One of them is a teenager wearing red in one of the pictures we found. He's 17 and he posted pictures to his Facebook page. Police sources said the black Kia Sportage behind him fits the description of the Kia he was caught in. In court, the prosecutor also said the teen had a loaded gun with him. His story is like so many others.

"I think that the teenage juveniles involved in that type of conduct are particularly susceptible to letting that group dynamic make some really really terrible choices," said Rock Island County's presiding Juvenile Judge Pete Church.

He can't discuss specific cases that he's seen. But he believes the recent car theft trend is another dangerous fad.

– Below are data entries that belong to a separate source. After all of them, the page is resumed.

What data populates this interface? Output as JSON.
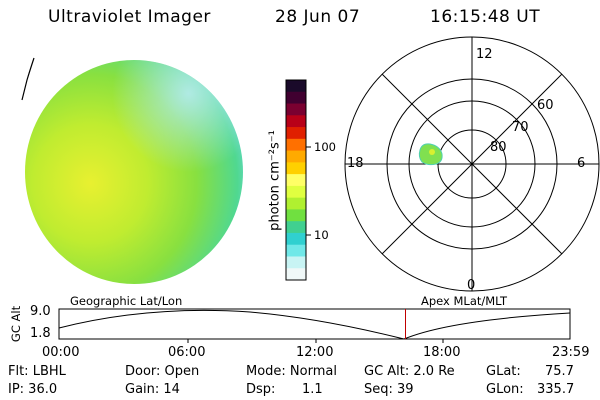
{
  "header": {
    "instrument": "Ultraviolet Imager",
    "date": "28 Jun 07",
    "time": "16:15:48 UT"
  },
  "colorbar": {
    "unit_label": "photon cm⁻²s⁻¹",
    "ticks": [
      "100",
      "10"
    ],
    "colors": [
      "#1a0a2a",
      "#400030",
      "#7a0030",
      "#b80018",
      "#e02000",
      "#ff7000",
      "#ffaa00",
      "#ffd000",
      "#ffff66",
      "#e0ff40",
      "#b0f030",
      "#70e040",
      "#40d090",
      "#30d0d0",
      "#70e8e8",
      "#c8f4f4",
      "#f0f8f8"
    ]
  },
  "polar_plot": {
    "mlt_labels": [
      "12",
      "18",
      "6",
      "0"
    ],
    "lat_labels": [
      "60",
      "70",
      "80"
    ]
  },
  "timeline": {
    "ylabel": "GC Alt",
    "yticks": [
      "9.0",
      "1.8"
    ],
    "left_title": "Geographic Lat/Lon",
    "right_title": "Apex MLat/MLT",
    "xticks": [
      "00:00",
      "06:00",
      "12:00",
      "18:00",
      "23:59"
    ],
    "current_time_fraction": 0.678,
    "marker_color": "#c00000"
  },
  "status": {
    "filter": "Flt: LBHL",
    "ip": "IP: 36.0",
    "door": "Door: Open",
    "gain": "Gain: 14",
    "mode": "Mode: Normal",
    "dsp_label": "Dsp:",
    "dsp_value": "1.1",
    "gc_alt": "GC Alt: 2.0 Re",
    "seq": "Seq: 39",
    "glat_label": "GLat:",
    "glat_value": "75.7",
    "glon_label": "GLon:",
    "glon_value": "335.7"
  }
}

"My sense is that there's probably a group of really not too many individuals that probably would be what you call the leaders, there were a lot of followers involved in this, and there have been a few leaders and I hope their cases have been adjudicated," said Church.

The teen pleaded guilty to both felony charges against him. He's awaiting sentencing in Illinois. He has also pleaded guilty to two felony theft charges in Iowa. But before he was even sentenced for those, he was charged with stealing more cars while also wearing a GPS ankle bracelet. Those charges are pending. Scott County's Juvenile Prosecutor Dion Trowers said they can't help the kids until the court process finishes.

"We can't start the programming until a juvenile has been sentenced," said Trowers.

He also told us the younger ages of these kids has become even more challenging.

"You're exposing them to kids that have more of a criminal history, criminal background," said Trowers.

Rock Island County statistics show the age group of kids connected to car thefts has shifted into 12, 13 and 14-year-olds. Scott County has seen a similar trend. TV-6 Investigates saw a 12-year-old in Church's courtroom wearing a sweatshirt affiliated with a local gang. His Facebook profile lists the same gang symbols we saw on the other teen's page.

The 12-year-old pleaded guilty to burglary and escape, after stealing a purse from an unlocked car in Rock Island and cutting off the ankle bracelet he was issued previously. His age worries outside experts like Western Illinois University Professor Barry McCrary, who spent years working in Pennsylvania's juvenile justice systems.

"The earlier a young person starts committing crimes, the likelihood of them committing crimes as an adult increases dramatically," said McCrary.

Church said it's harder to treat younger kids.

"Not all the services that we have available are geared to somebody who might be 12 or 13 years old, you might be thinking more like 15 or 16," said Church.

Both Iowa and Illinois limit what types of crimes a child must commit and how old a child is before they're even allowed to be sent to juvenile institutions. Church said judges have to weigh a number of factors before they can send a minor anywhere.

"Before you take a child or a minor in this case out of the home, you have to look at all the available options for services before that's done," said Church.

McCrary said that's good policy to help prevent young children from becoming institutionalized.

"You might have subconsciously learned that you can function in prison, in jail, in the detention center, because you've been in that environment," said McCrary.

Church hopes this car theft fad is over.

"My experience has been there are some phases that tend to happen and then to a certain extent, tend to run their course, let's hope this has run its course," said Church.

There may be hope for some kids involved in such trends. We saw one other juvenile in Church's courtroom. His Facebook profile also shows the same gang symbols and the same types of pictures we saw with the other two kids. He pleaded guilty to driving a stolen car. Church sentenced him to two years probation and a term at Arrowhead Youth and Family services.

But during the hearing, Church reviewed the teen's behavior reports from the juvenile jail and a temporary stay at Arrowhead. Church told him they were some of the best he's ever seen and encouraged him to keep it up.